GURPS: Illuminatus was published in 1992 by Steve Jackson Games (SJG). There are some interesting stories behind the book. For a start, I think there was an issue with the rights. Also, at the same time as this was worked on, SJG were raided by the FBI. This was caused by their work on a cyberpunk volume, which the authorities believed might help hackers. This was one of the events leading to the founding of the Electronic Frontier Foundation. Of course, SJG claimed that the FBI were really trying to suppress the Illuminatus book.
At 18, I found copies of the Illuminatus Trilogy at Sussex University’s Wednesday market. Those copies are long gone, abandoned between house moves, and I miss them, same as I miss my copy of the 1992 KLF annual. I found the Illuminatus trilogy confusing and difficult, but exciting too. I was aware this somehow crossed over weirdly with the KLF, who name-checked the Justified Ancients of Mu-Mu on their 1992 UK #2 hit, Last Train to Transcentral. I tried to lend the book to a few friends who weren’t interested; four years later, they started raving about this amazing book they’d read, and had I heard of Illuminatus? I followed the threads of Discordianism on the web, printing out a copy of the central text, the Principia Discordia.

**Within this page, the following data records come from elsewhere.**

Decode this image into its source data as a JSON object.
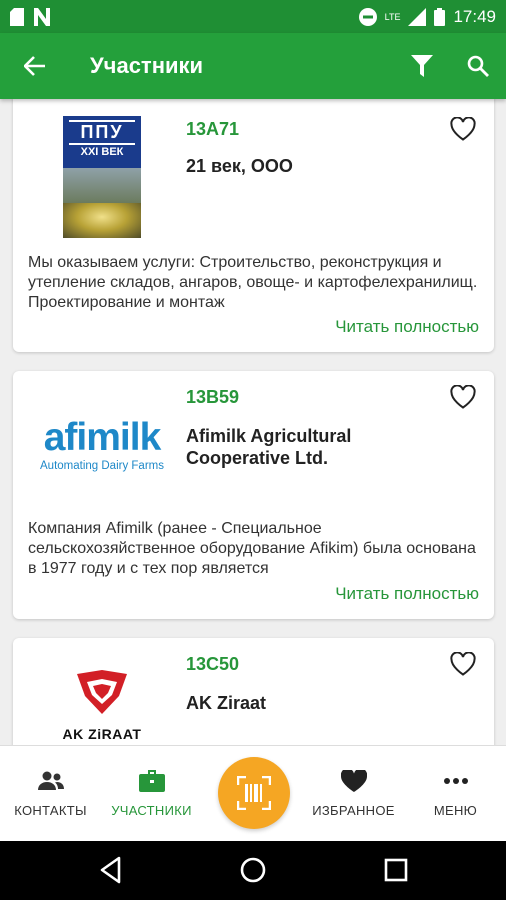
{
  "status_bar": {
    "time": "17:49",
    "network": "LTE"
  },
  "app_bar": {
    "title": "Участники"
  },
  "exhibitors": [
    {
      "code": "13A71",
      "name": "21 век, ООО",
      "logo_text_top": "ППУ",
      "logo_text_sub": "XXI ВЕК",
      "description": "Мы оказываем услуги: Строительство, реконструкция и утепление складов, ангаров, овоще- и картофелехранилищ. Проектирование и монтаж",
      "more_label": "Читать полностью"
    },
    {
      "code": "13B59",
      "name": "Afimilk Agricultural Cooperative Ltd.",
      "logo_text_top": "afimilk",
      "logo_text_sub": "Automating Dairy Farms",
      "description": "Компания Afimilk (ранее - Специальное сельскохозяйственное оборудование Afikim) была основана в 1977 году и с тех пор является",
      "more_label": "Читать полностью"
    },
    {
      "code": "13C50",
      "name": "AK Ziraat",
      "logo_text_sub": "AK ZiRAAT"
    }
  ],
  "bottom_nav": {
    "contacts": "КОНТАКТЫ",
    "participants": "УЧАСТНИКИ",
    "favorites": "ИЗБРАННОЕ",
    "menu": "МЕНЮ"
  },
  "colors": {
    "primary": "#24a03b",
    "status_bar": "#1f8f34",
    "accent": "#f5a623",
    "active_text": "#27963a"
  }
}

Discordianism and the Illuminatus Trilogy changed a lot of people’s lives, but it didn’t for me, just like the Invisibles never changed my life. That sort of weirdness was too far outside my normal, ordered life. But it was an entertaining thing to follow, even if nothing weird ever happens to me. Although that is starting to change. The UK’s Discordian revival is growing, and it’s linking together a lot of interesting people. Maybe, even now, it’s not too late for the Illuminatus Trilogy to change my life.